Enquanto isso, um estudo publicado na revista científica Plos One constatou que, a cada aumento de 10° F nas temperaturas médias históricas, as taxas de mortalidade aumentaram 5,2% nas prisões estaduais e privadas dos EUA durante o verão.
Das 100 prisões operadas pelo Departamento de Justiça Criminal do Texas, 31 são totalmente climatizadas e 55 têm ar-condicionado limitado a determinadas áreas. Quatorze não têm resfriamento algum, como a prisão de Wainwright, onde Johnson ficou preso.
Em novembro, pesquisadores das universidades de Brown, Boston e Harvard descobriram que, entre 2001 e 2019, 13% das mortes ocorridas nas prisões do Texas que não são totalmente climatizadas "podem ser atribuídas a dias de calor extremo".
Desde meados de junho desse ano, pelo menos nove prisioneiros morreram de ocorrências cardíacas em prisões não refrigeradas do Texas, segundo levantamento do site de notícias Texas Tribune.
O site acrescentou que outros 14 detentos morreram de causas desconhecidas em dias de calor extremo e que muitos foram encontrados inconscientes em suas celas pelos funcionários da prisão.
A porta-voz do Departamento de Justiça Criminal do Texas, Amanda Hernandez, disse que é impreciso rotular qualquer morte como relacionada ao calor antes que investigações sejam feitas.
De acordo com as estatísticas oficiais do departamento, não houve mortes relacionadas ao calor desde 2012.
Oito presos precisaram de cuidados médicos por conta do calor em 2023, disse Hernandez, mas nenhum caso levou à morte.
Em uma resposta por e-mail, ela disse à BBC que o departamento leva a sério sua responsabilidade de proteger os detentos e funcionários.
"Todos têm acesso a gelo e água. Os ventiladores estão estrategicamente colocados nas instalações para fazer o ar se movimentar. Os presos têm acesso a um ventilador e podem acessar áreas de descanso com ar-condicionado quando necessário", disse Hernandez.
Ativistas dizem que a postura dura do Texas com o crime torna os legisladores relutantes em melhorar as condições dos presídios.
Este ano, a Assembleia Legislativa do Texas tomou medidas para lidar com o calor em suas prisões.
Deputados aprovaram um projeto de lei que exigiria que as prisões fossem mantidas em temperaturas entre 18º C e 29º C e orçou mais de US$ 343 milhões (cerca de R$ 1,6 bi) para ampliar o número de aparelhos de ar-condicionado no Estado.
Mas o Senado local rejeitou o projeto e cortou o dinheiro alocado para melhorar as condições, apesar do Texas ter um superávit orçamentário de mais de US$ 32 bilhões, segundo informou a CBS, parceira de mídia da BBC.
A BBC pediu posicionamento do Comitê de Finanças do Senado do Texas, mas não teve retorno.

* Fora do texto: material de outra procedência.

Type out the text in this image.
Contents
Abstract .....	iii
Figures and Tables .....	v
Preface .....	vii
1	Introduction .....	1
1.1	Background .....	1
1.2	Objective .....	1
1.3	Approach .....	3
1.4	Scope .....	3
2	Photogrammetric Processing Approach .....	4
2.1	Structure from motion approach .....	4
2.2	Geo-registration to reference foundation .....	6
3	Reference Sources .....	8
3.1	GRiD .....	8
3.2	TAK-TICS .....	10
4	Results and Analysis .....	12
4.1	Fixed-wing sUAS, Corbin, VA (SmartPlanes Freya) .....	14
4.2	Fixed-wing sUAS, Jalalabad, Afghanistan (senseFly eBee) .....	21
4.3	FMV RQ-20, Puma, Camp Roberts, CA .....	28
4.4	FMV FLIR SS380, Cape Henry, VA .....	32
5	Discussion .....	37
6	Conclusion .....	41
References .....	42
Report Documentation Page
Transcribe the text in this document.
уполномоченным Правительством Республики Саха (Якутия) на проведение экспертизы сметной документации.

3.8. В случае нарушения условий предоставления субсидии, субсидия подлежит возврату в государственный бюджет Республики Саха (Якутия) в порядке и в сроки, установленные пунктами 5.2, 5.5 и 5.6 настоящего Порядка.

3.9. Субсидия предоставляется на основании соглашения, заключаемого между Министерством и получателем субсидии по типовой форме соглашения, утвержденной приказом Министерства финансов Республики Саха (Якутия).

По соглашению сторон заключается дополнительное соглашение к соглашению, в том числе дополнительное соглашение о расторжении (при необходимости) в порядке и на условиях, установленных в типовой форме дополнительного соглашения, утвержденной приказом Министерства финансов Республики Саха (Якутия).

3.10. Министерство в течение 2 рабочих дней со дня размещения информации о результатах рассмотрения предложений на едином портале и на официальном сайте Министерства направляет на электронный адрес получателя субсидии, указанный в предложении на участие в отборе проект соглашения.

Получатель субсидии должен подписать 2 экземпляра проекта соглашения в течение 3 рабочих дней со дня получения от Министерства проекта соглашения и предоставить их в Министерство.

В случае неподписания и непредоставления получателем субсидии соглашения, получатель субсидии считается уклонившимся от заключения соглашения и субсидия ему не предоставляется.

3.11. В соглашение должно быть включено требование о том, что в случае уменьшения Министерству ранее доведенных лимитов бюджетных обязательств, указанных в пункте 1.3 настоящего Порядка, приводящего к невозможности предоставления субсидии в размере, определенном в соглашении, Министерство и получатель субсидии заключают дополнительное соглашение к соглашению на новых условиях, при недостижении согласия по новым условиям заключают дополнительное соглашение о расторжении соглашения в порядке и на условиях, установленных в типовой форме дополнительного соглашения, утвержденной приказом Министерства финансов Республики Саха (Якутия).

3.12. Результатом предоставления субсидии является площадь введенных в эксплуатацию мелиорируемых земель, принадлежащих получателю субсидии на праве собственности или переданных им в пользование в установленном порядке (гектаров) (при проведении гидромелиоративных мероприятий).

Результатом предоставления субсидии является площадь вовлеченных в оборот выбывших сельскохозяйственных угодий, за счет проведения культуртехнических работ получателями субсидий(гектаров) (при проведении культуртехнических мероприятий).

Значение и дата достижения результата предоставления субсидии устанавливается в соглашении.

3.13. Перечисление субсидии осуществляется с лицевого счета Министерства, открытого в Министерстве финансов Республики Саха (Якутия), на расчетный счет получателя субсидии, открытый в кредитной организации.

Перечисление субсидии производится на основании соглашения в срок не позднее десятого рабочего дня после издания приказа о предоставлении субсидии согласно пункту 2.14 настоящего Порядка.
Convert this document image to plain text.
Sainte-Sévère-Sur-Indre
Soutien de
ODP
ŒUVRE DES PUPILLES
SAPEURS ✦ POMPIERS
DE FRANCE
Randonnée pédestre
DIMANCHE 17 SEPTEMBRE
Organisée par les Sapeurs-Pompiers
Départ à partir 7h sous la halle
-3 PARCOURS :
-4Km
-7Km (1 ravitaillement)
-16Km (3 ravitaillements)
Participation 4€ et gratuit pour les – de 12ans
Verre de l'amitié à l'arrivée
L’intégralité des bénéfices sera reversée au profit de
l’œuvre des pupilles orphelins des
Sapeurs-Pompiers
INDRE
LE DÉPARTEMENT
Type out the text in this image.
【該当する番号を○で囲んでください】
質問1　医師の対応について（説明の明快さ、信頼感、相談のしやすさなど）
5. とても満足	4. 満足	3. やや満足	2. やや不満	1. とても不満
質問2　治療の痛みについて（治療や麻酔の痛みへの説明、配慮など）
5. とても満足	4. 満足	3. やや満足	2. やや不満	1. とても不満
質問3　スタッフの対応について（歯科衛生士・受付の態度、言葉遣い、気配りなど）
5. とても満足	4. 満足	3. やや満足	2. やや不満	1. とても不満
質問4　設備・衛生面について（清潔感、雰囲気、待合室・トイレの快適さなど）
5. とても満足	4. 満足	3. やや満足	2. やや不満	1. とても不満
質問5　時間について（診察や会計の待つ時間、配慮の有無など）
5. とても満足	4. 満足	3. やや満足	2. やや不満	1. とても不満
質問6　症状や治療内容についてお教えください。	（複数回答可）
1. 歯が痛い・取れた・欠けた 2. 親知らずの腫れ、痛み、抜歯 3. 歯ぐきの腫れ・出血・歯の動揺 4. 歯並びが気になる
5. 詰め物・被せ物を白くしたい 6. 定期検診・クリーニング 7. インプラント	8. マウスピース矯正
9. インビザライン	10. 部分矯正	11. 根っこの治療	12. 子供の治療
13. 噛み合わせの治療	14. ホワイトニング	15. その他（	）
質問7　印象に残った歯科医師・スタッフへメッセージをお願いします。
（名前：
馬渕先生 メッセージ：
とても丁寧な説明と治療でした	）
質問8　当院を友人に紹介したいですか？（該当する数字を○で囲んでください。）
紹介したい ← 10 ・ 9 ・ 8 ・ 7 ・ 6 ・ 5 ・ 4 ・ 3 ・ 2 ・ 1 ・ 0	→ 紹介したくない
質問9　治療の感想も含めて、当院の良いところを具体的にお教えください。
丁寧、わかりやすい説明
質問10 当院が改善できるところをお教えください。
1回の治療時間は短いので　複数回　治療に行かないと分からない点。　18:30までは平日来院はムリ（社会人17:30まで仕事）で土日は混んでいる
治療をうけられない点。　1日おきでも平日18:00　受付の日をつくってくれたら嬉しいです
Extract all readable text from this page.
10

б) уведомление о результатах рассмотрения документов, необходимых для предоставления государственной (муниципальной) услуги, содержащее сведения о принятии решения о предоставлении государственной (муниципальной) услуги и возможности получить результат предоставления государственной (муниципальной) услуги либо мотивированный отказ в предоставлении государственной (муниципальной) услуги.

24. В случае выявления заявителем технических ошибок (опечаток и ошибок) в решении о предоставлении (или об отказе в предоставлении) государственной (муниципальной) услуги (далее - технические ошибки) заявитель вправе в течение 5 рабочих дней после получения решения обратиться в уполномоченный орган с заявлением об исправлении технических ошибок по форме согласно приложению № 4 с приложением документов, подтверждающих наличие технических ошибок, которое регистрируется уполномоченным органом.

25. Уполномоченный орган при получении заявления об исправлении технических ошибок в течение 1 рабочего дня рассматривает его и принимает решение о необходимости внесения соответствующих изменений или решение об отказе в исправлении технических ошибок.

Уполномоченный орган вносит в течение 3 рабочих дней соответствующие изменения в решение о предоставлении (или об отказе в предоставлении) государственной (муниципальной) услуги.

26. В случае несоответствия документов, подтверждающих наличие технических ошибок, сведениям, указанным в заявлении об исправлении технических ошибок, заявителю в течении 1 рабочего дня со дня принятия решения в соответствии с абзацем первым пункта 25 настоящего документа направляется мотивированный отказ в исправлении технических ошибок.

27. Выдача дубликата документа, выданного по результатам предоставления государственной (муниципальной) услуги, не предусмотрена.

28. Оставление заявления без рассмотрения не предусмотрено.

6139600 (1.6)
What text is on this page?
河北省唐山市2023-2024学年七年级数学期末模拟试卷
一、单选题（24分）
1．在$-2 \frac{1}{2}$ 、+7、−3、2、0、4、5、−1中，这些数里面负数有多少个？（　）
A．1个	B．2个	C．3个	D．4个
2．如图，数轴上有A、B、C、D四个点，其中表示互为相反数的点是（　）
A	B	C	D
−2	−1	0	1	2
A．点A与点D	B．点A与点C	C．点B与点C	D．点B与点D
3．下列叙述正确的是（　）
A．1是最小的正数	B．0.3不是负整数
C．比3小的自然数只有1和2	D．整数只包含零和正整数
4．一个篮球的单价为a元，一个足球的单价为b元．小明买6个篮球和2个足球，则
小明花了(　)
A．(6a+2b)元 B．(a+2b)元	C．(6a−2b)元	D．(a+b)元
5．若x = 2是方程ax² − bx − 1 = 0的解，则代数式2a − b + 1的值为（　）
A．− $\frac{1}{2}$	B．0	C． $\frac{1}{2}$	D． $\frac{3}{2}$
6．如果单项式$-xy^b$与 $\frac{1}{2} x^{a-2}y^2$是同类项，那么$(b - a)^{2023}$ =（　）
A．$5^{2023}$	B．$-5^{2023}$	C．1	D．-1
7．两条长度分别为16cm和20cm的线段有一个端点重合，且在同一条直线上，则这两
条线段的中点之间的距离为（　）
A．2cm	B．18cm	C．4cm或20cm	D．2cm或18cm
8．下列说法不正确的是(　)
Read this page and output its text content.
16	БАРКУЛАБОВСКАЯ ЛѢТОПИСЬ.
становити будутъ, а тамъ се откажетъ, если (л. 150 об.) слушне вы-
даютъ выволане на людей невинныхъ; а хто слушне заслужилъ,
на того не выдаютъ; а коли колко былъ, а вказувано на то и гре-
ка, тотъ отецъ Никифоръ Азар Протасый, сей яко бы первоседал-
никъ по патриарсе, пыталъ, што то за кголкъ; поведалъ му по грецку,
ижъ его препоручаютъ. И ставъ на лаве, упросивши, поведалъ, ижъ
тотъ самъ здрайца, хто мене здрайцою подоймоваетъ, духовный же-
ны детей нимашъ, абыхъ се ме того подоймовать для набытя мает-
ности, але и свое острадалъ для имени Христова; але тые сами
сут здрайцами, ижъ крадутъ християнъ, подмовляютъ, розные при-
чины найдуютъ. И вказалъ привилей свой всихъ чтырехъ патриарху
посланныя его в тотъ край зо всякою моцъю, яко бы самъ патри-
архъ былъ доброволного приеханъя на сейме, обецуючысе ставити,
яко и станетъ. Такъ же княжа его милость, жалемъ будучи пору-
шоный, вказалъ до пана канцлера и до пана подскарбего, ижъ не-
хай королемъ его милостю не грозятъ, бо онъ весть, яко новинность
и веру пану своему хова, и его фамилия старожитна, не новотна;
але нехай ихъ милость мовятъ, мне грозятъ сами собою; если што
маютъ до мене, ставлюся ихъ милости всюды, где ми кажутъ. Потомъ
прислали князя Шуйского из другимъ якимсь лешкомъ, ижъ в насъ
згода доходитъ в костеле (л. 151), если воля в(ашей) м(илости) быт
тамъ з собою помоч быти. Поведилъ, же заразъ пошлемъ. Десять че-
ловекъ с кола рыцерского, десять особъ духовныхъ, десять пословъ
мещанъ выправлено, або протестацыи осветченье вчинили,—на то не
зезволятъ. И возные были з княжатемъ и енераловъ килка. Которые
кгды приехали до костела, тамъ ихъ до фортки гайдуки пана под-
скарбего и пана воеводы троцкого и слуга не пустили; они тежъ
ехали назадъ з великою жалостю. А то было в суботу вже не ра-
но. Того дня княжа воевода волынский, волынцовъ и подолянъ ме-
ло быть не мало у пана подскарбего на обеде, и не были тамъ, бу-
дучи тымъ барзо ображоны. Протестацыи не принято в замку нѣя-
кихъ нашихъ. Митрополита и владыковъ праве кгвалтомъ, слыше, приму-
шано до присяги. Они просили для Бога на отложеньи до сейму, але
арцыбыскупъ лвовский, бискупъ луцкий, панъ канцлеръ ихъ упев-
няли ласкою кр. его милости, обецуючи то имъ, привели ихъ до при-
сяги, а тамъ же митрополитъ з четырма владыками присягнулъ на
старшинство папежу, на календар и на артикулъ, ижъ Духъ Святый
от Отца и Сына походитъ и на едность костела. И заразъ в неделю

Clifton Buchanan, um ex-guarda prisional e atual vice-diretor da AFSCME Texas Corrections (a maior organização que representa os funcionários do Departamento de Justiça Criminal do Texas), lembra que não são apenas os prisioneiros que são afetados pelo calor. Os guardas prisionais também estão sofrendo.
"Tudo o que os presos sofrem, nós também sofremos."
Para descrever como é uma prisão quando atinge altas temperaturas, ele diz: "É como trabalhar em um inferno".
"Você tem que usar um colete à prova de facadas, subir e descer lances de escadas por várias horas... Os guardas ficam tontos e enjoados."
"Será que um dos nossos funcionários tem que morrer antes que um ar-condicionado seja colocado?", indaga Buchanan.